Chronic breathlessness is a systemic condition that permeates all aspects of the patient's and carer's lives. Working as a team, patients and carers manage chronic breathlessness to achieve maximal function and well-being. Patients and carers share many aspects of the experience of breathlessness, but the carer seems particularly susceptible to emotional distress. Future chronic breathlessness interventions should target the patient and the carer, both together and separately to address their common and individual needs.
The main trial is registered (registration no. NCT02720822; posted March 28, 2016).
慢性呼吸困难是一种公认的临床综合征,严重影响患者及其照护者,使他们在日常生活中受到越来越多的限制。患者通常依赖照护者,而照护者需要提供持续的支持。尽管之前已经研究了个体呼吸困难的经历,但很少有研究探讨患者及其照护者同时经历的呼吸困难。本研究旨在从患者和照护者单元的角度了解慢性阻塞性肺疾病(COPD)患者严重慢性呼吸困难的体验。
一项定性研究嵌入了一项随机、安慰剂对照的有效性研究(RCT),研究对象是患有 COPD 且伴有慢性呼吸困难的患者,给予常规、低剂量(≤32mg/天)、持续释放吗啡治疗。招募工作于 2017 年 7 月至 2018 年 11 月在南澳大利亚的一家呼吸和姑息治疗服务机构进行。参与者为居住在社区的 COPD 患者,呼吸困难严重(改良医学研究理事会量表 3 或 4 级),并伴有其照护者。对患者和照护者进行了单独的半结构化访谈,记录并逐字转录。分析是基于扎根理论,采用恒定性比较方法进行的。
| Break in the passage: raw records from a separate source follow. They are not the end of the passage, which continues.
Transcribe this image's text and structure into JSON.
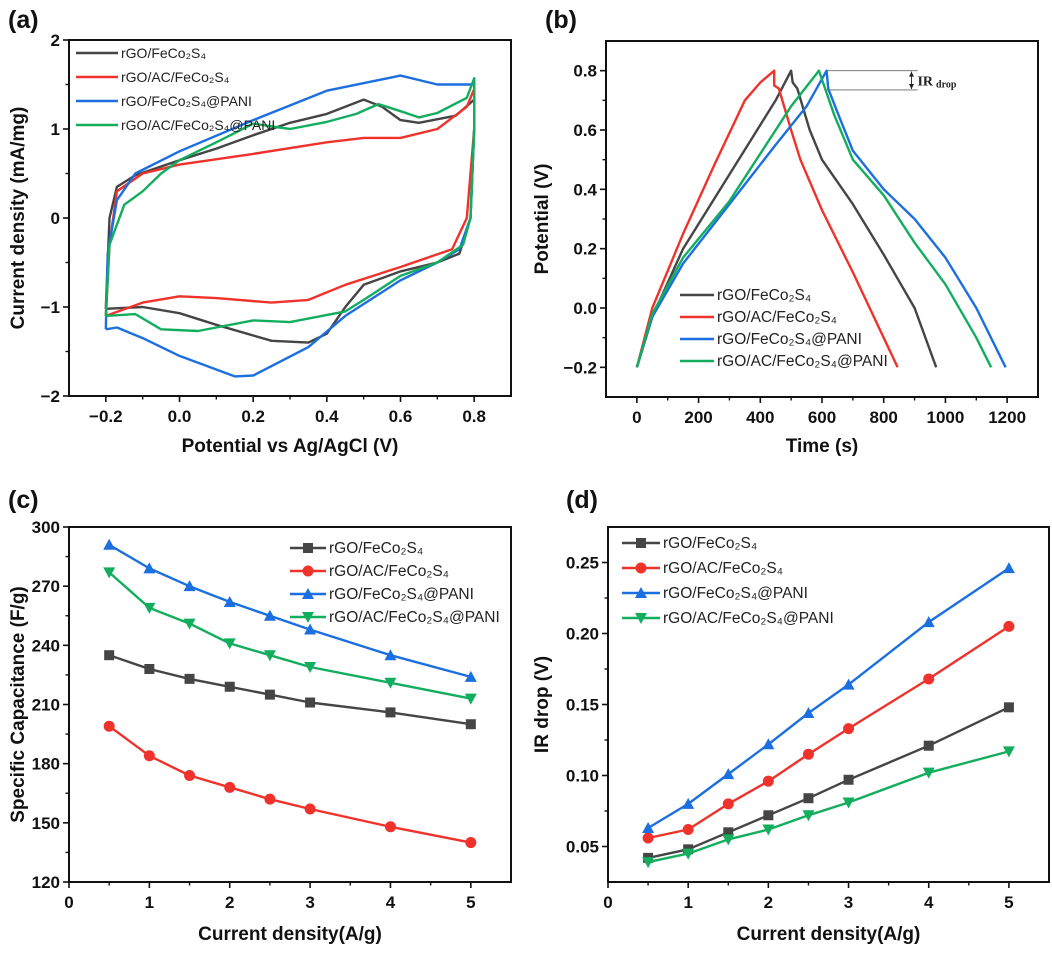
{
  "colors": {
    "rGO/FeCo2S4": "#454545",
    "rGO/AC/FeCo2S4": "#f0322c",
    "rGO/FeCo2S4@PANI": "#1c6fe0",
    "rGO/AC/FeCo2S4@PANI": "#12ae5e"
  },
  "chart_data": [
    {
      "panel_label": "(a)",
      "type": "line",
      "title": "",
      "xlabel": "Potential vs Ag/AgCl (V)",
      "ylabel": "Current density (mA/mg)",
      "xlim": [
        -0.3,
        0.9
      ],
      "ylim": [
        -2,
        2
      ],
      "xticks": [
        -0.2,
        0.0,
        0.2,
        0.4,
        0.6,
        0.8
      ],
      "xtick_labels": [
        "−0.2",
        "0.0",
        "0.2",
        "0.4",
        "0.6",
        "0.8"
      ],
      "yticks": [
        -2,
        -1,
        0,
        1,
        2
      ],
      "ytick_labels": [
        "−2",
        "−1",
        "0",
        "1",
        "2"
      ],
      "legend": "top-left",
      "markers": false,
      "series": [
        {
          "name": "rGO/FeCo₂S₄",
          "color_key": "rGO/FeCo2S4",
          "points": [
            [
              -0.2,
              -1.02
            ],
            [
              -0.19,
              0.0
            ],
            [
              -0.17,
              0.35
            ],
            [
              -0.12,
              0.48
            ],
            [
              0,
              0.65
            ],
            [
              0.1,
              0.78
            ],
            [
              0.2,
              0.93
            ],
            [
              0.3,
              1.07
            ],
            [
              0.4,
              1.17
            ],
            [
              0.5,
              1.33
            ],
            [
              0.55,
              1.25
            ],
            [
              0.6,
              1.1
            ],
            [
              0.65,
              1.07
            ],
            [
              0.75,
              1.15
            ],
            [
              0.8,
              1.33
            ],
            [
              0.8,
              1.0
            ],
            [
              0.79,
              0.0
            ],
            [
              0.76,
              -0.4
            ],
            [
              0.7,
              -0.5
            ],
            [
              0.6,
              -0.6
            ],
            [
              0.5,
              -0.75
            ],
            [
              0.45,
              -1.0
            ],
            [
              0.4,
              -1.3
            ],
            [
              0.35,
              -1.4
            ],
            [
              0.25,
              -1.38
            ],
            [
              0.1,
              -1.2
            ],
            [
              0.0,
              -1.07
            ],
            [
              -0.1,
              -1.0
            ],
            [
              -0.2,
              -1.02
            ]
          ]
        },
        {
          "name": "rGO/AC/FeCo₂S₄",
          "color_key": "rGO/AC/FeCo2S4",
          "points": [
            [
              -0.2,
              -1.1
            ],
            [
              -0.19,
              -0.3
            ],
            [
              -0.17,
              0.3
            ],
            [
              -0.1,
              0.5
            ],
            [
              0,
              0.6
            ],
            [
              0.2,
              0.72
            ],
            [
              0.4,
              0.85
            ],
            [
              0.5,
              0.9
            ],
            [
              0.6,
              0.9
            ],
            [
              0.7,
              1.0
            ],
            [
              0.78,
              1.25
            ],
            [
              0.8,
              1.45
            ],
            [
              0.8,
              1.0
            ],
            [
              0.78,
              0.0
            ],
            [
              0.74,
              -0.35
            ],
            [
              0.6,
              -0.55
            ],
            [
              0.45,
              -0.75
            ],
            [
              0.35,
              -0.92
            ],
            [
              0.25,
              -0.95
            ],
            [
              0.1,
              -0.9
            ],
            [
              0.0,
              -0.88
            ],
            [
              -0.1,
              -0.95
            ],
            [
              -0.2,
              -1.1
            ]
          ]
        },
        {
          "name": "rGO/FeCo₂S₄@PANI",
          "color_key": "rGO/FeCo2S4@PANI",
          "points": [
            [
              -0.2,
              -1.25
            ],
            [
              -0.195,
              -0.4
            ],
            [
              -0.17,
              0.2
            ],
            [
              -0.12,
              0.5
            ],
            [
              0,
              0.75
            ],
            [
              0.2,
              1.1
            ],
            [
              0.4,
              1.43
            ],
            [
              0.6,
              1.6
            ],
            [
              0.7,
              1.5
            ],
            [
              0.8,
              1.5
            ],
            [
              0.8,
              1.0
            ],
            [
              0.79,
              0.0
            ],
            [
              0.76,
              -0.35
            ],
            [
              0.7,
              -0.5
            ],
            [
              0.6,
              -0.7
            ],
            [
              0.45,
              -1.1
            ],
            [
              0.35,
              -1.45
            ],
            [
              0.2,
              -1.77
            ],
            [
              0.15,
              -1.78
            ],
            [
              0.0,
              -1.55
            ],
            [
              -0.1,
              -1.35
            ],
            [
              -0.17,
              -1.23
            ],
            [
              -0.2,
              -1.25
            ]
          ]
        },
        {
          "name": "rGO/AC/FeCo₂S₄@PANI",
          "color_key": "rGO/AC/FeCo2S4@PANI",
          "points": [
            [
              -0.2,
              -1.1
            ],
            [
              -0.19,
              -0.3
            ],
            [
              -0.15,
              0.15
            ],
            [
              -0.1,
              0.3
            ],
            [
              -0.05,
              0.5
            ],
            [
              0.0,
              0.65
            ],
            [
              0.1,
              0.85
            ],
            [
              0.2,
              1.06
            ],
            [
              0.3,
              1.0
            ],
            [
              0.4,
              1.08
            ],
            [
              0.48,
              1.17
            ],
            [
              0.54,
              1.28
            ],
            [
              0.6,
              1.2
            ],
            [
              0.65,
              1.13
            ],
            [
              0.7,
              1.18
            ],
            [
              0.78,
              1.35
            ],
            [
              0.8,
              1.57
            ],
            [
              0.8,
              1.0
            ],
            [
              0.79,
              0.0
            ],
            [
              0.77,
              -0.3
            ],
            [
              0.7,
              -0.5
            ],
            [
              0.6,
              -0.65
            ],
            [
              0.5,
              -0.92
            ],
            [
              0.45,
              -1.05
            ],
            [
              0.3,
              -1.17
            ],
            [
              0.2,
              -1.15
            ],
            [
              0.05,
              -1.27
            ],
            [
              -0.05,
              -1.25
            ],
            [
              -0.12,
              -1.08
            ],
            [
              -0.2,
              -1.1
            ]
          ]
        }
      ]
    },
    {
      "panel_label": "(b)",
      "type": "line",
      "title": "",
      "xlabel": "Time (s)",
      "ylabel": "Potential (V)",
      "xlim": [
        -100,
        1300
      ],
      "ylim": [
        -0.3,
        0.9
      ],
      "xticks": [
        0,
        200,
        400,
        600,
        800,
        1000,
        1200
      ],
      "xtick_labels": [
        "0",
        "200",
        "400",
        "600",
        "800",
        "1000",
        "1200"
      ],
      "yticks": [
        -0.2,
        0.0,
        0.2,
        0.4,
        0.6,
        0.8
      ],
      "ytick_labels": [
        "−0.2",
        "0.0",
        "0.2",
        "0.4",
        "0.6",
        "0.8"
      ],
      "legend": "bottom-center",
      "markers": false,
      "annotation": {
        "text": "IR",
        "subscript": "drop",
        "from": [
          615,
          0.8
        ],
        "to": [
          615,
          0.735
        ]
      },
      "series": [
        {
          "name": "rGO/FeCo₂S₄",
          "color_key": "rGO/FeCo2S4",
          "points": [
            [
              0,
              -0.2
            ],
            [
              50,
              -0.03
            ],
            [
              150,
              0.2
            ],
            [
              300,
              0.45
            ],
            [
              450,
              0.7
            ],
            [
              500,
              0.8
            ],
            [
              505,
              0.76
            ],
            [
              520,
              0.74
            ],
            [
              560,
              0.6
            ],
            [
              600,
              0.5
            ],
            [
              700,
              0.35
            ],
            [
              800,
              0.18
            ],
            [
              900,
              0.0
            ],
            [
              970,
              -0.2
            ]
          ]
        },
        {
          "name": "rGO/AC/FeCo₂S₄",
          "color_key": "rGO/AC/FeCo2S4",
          "points": [
            [
              0,
              -0.2
            ],
            [
              50,
              0.0
            ],
            [
              150,
              0.25
            ],
            [
              250,
              0.48
            ],
            [
              350,
              0.7
            ],
            [
              400,
              0.76
            ],
            [
              445,
              0.8
            ],
            [
              445,
              0.75
            ],
            [
              460,
              0.74
            ],
            [
              500,
              0.6
            ],
            [
              530,
              0.5
            ],
            [
              600,
              0.33
            ],
            [
              700,
              0.12
            ],
            [
              800,
              -0.1
            ],
            [
              845,
              -0.2
            ]
          ]
        },
        {
          "name": "rGO/FeCo₂S₄@PANI",
          "color_key": "rGO/FeCo2S4@PANI",
          "points": [
            [
              0,
              -0.2
            ],
            [
              50,
              -0.03
            ],
            [
              150,
              0.15
            ],
            [
              300,
              0.35
            ],
            [
              450,
              0.55
            ],
            [
              550,
              0.68
            ],
            [
              615,
              0.8
            ],
            [
              620,
              0.74
            ],
            [
              650,
              0.66
            ],
            [
              700,
              0.53
            ],
            [
              800,
              0.4
            ],
            [
              900,
              0.3
            ],
            [
              1000,
              0.17
            ],
            [
              1100,
              0.0
            ],
            [
              1195,
              -0.2
            ]
          ]
        },
        {
          "name": "rGO/AC/FeCo₂S₄@PANI",
          "color_key": "rGO/AC/FeCo2S4@PANI",
          "points": [
            [
              0,
              -0.2
            ],
            [
              50,
              -0.02
            ],
            [
              150,
              0.17
            ],
            [
              300,
              0.36
            ],
            [
              400,
              0.52
            ],
            [
              500,
              0.68
            ],
            [
              590,
              0.8
            ],
            [
              600,
              0.77
            ],
            [
              640,
              0.65
            ],
            [
              700,
              0.5
            ],
            [
              800,
              0.38
            ],
            [
              900,
              0.22
            ],
            [
              1000,
              0.08
            ],
            [
              1100,
              -0.1
            ],
            [
              1148,
              -0.2
            ]
          ]
        }
      ]
    },
    {
      "panel_label": "(c)",
      "type": "line",
      "title": "",
      "xlabel": "Current density(A/g)",
      "ylabel": "Specific Capacitance (F/g)",
      "xlim": [
        0,
        5.5
      ],
      "ylim": [
        120,
        300
      ],
      "xticks": [
        0,
        1,
        2,
        3,
        4,
        5
      ],
      "xtick_labels": [
        "0",
        "1",
        "2",
        "3",
        "4",
        "5"
      ],
      "yticks": [
        120,
        150,
        180,
        210,
        240,
        270,
        300
      ],
      "ytick_labels": [
        "120",
        "150",
        "180",
        "210",
        "240",
        "270",
        "300"
      ],
      "legend": "top-right",
      "markers": true,
      "x": [
        0.5,
        1,
        1.5,
        2,
        2.5,
        3,
        4,
        5
      ],
      "series": [
        {
          "name": "rGO/FeCo₂S₄",
          "color_key": "rGO/FeCo2S4",
          "marker": "square",
          "values": [
            235,
            228,
            223,
            219,
            215,
            211,
            206,
            200
          ]
        },
        {
          "name": "rGO/AC/FeCo₂S₄",
          "color_key": "rGO/AC/FeCo2S4",
          "marker": "circle",
          "values": [
            199,
            184,
            174,
            168,
            162,
            157,
            148,
            140
          ]
        },
        {
          "name": "rGO/FeCo₂S₄@PANI",
          "color_key": "rGO/FeCo2S4@PANI",
          "marker": "triangle-up",
          "values": [
            291,
            279,
            270,
            262,
            255,
            248,
            235,
            224
          ]
        },
        {
          "name": "rGO/AC/FeCo₂S₄@PANI",
          "color_key": "rGO/AC/FeCo2S4@PANI",
          "marker": "triangle-down",
          "values": [
            277,
            259,
            251,
            241,
            235,
            229,
            221,
            213
          ]
        }
      ]
    },
    {
      "panel_label": "(d)",
      "type": "line",
      "title": "",
      "xlabel": "Current density(A/g)",
      "ylabel": "IR drop (V)",
      "xlim": [
        0,
        5.5
      ],
      "ylim": [
        0.025,
        0.275
      ],
      "xticks": [
        0,
        1,
        2,
        3,
        4,
        5
      ],
      "xtick_labels": [
        "0",
        "1",
        "2",
        "3",
        "4",
        "5"
      ],
      "yticks": [
        0.05,
        0.1,
        0.15,
        0.2,
        0.25
      ],
      "ytick_labels": [
        "0.05",
        "0.10",
        "0.15",
        "0.20",
        "0.25"
      ],
      "legend": "top-left",
      "markers": true,
      "x": [
        0.5,
        1,
        1.5,
        2,
        2.5,
        3,
        4,
        5
      ],
      "series": [
        {
          "name": "rGO/FeCo₂S₄",
          "color_key": "rGO/FeCo2S4",
          "marker": "square",
          "values": [
            0.042,
            0.048,
            0.06,
            0.072,
            0.084,
            0.097,
            0.121,
            0.148
          ]
        },
        {
          "name": "rGO/AC/FeCo₂S₄",
          "color_key": "rGO/AC/FeCo2S4",
          "marker": "circle",
          "values": [
            0.056,
            0.062,
            0.08,
            0.096,
            0.115,
            0.133,
            0.168,
            0.205
          ]
        },
        {
          "name": "rGO/FeCo₂S₄@PANI",
          "color_key": "rGO/FeCo2S4@PANI",
          "marker": "triangle-up",
          "values": [
            0.063,
            0.08,
            0.101,
            0.122,
            0.144,
            0.164,
            0.208,
            0.246
          ]
        },
        {
          "name": "rGO/AC/FeCo₂S₄@PANI",
          "color_key": "rGO/AC/FeCo2S4@PANI",
          "marker": "triangle-down",
          "values": [
            0.039,
            0.045,
            0.055,
            0.062,
            0.072,
            0.081,
            0.102,
            0.117
          ]
        }
      ]
    }
  ]
}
在南澳大利亚招募的 26 名有照护者的 RCT 患者中,有 9 名在家中接受了访谈。6 名患者为男性,中位年龄为 77 岁。照护者大多为女性,是他们的妻子(n=6),中位年龄为 70 岁。数据中出现了 5 个主题:(1)缩小的世界;(2)相互适应;(3)共同管理;(4)情绪应对;(5)面对死亡的意义。
慢性呼吸困难是一种系统性疾病,渗透到患者及其照护者生活的各个方面。患者和照护者作为一个团队,共同管理慢性呼吸困难,以实现最大的功能和幸福感。患者和照护者共享呼吸困难体验的许多方面,但照护者似乎特别容易受到情绪困扰。未来的慢性呼吸困难干预措施应同时针对患者和照护者,兼顾他们的共同和个体需求。
主要试验已注册(注册号 NCT02720822;于 2016 年 3 月 28 日注册)。